Tan is the secretary for the Foundation For the Future, a newly-formed, Beirut-based grant-making organization with a mission to support democracy in the Middle East.
The president of the foundation is controversial political figure Anwar Ibrahim, who spent five years in prison on corruption charges and was later convicted of sodomy before the Malaysian Supreme Court overturned the second conviction, prompting his release in September 2004. Both Tan and Ibrahim are members of the People’s Justice Party, which has in the past clashed with Malaysia’s largest political party, the United Malays National Organization.
According to a report from Reuters published Sunday, Tan has remained in custody under the Official Secrets Act for possessing documents regarding Deputy Internal Security Minister Johari Baharom.
The documents in question provide evidence supporting earlier allegations that Johari had accepted bribes on the behalf of criminals, the report said.

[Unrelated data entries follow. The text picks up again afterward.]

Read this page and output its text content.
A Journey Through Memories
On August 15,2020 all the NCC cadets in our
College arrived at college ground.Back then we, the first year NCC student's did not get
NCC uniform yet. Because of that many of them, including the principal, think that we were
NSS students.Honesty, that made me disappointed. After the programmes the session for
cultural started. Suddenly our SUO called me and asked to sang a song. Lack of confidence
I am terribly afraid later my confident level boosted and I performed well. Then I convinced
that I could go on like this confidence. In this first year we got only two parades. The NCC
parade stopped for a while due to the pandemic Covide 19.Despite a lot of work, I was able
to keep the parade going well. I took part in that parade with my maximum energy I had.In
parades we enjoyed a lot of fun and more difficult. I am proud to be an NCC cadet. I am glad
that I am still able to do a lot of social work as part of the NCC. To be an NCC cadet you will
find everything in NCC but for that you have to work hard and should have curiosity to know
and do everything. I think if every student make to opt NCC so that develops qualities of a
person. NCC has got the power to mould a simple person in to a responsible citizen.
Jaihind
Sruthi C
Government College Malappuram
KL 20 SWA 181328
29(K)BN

But the report also said that Malaysian authorities closed the investigation into bribery accusations earlier last week due to lack of evidence.
According to the source, Tan was picked by police on Friday morning near a Malaysian office where he works. He was put in lockup for approximately six hours, barred from any outside contact before he was actually charged with any crime.
Tan, 27, maintains an active online blog in addition to his work as a secretary. The blogosphere is one of few media-outlets that are not controlled by the government, and rarely have bloggers been arrested or Web sites shut down for publishing content that would be off-limits for print newspapers, the source said.
An unidentified person posted a comment on one of Tan’s blog entries suggesting that Baharom bribed officials to drop the investigation into the original bribery allegations, although Tan had nothing to do with the comment.
At Harvard, Tan lived in Dudley House, where current Dean of Freshman Thomas A. Dingman ’67 served as the Co-op's Allston Burr Senior Tutor.
Dingman told The Crimson Monday that he remembered Tan favorably.
“I can’t believe that he’s out creating trouble for Malaysia,” Dingman said.
Malaysia’s Official Secrets Act prohibits the distribution, possession or collection of any information dubbed as an official secret by any public officer, according to Malaysia Today, a prominent news blog in the country. The act is punishable by up to seven years in prison.
The source said that there is a chance Tan will be released from police custody within the next 12-24 hours.
A number of posters to his blog have called for Tan’s release via an online petition, citing improper procedures by police. Supporters also organized a candlelight vigil for Tan on Sunday night.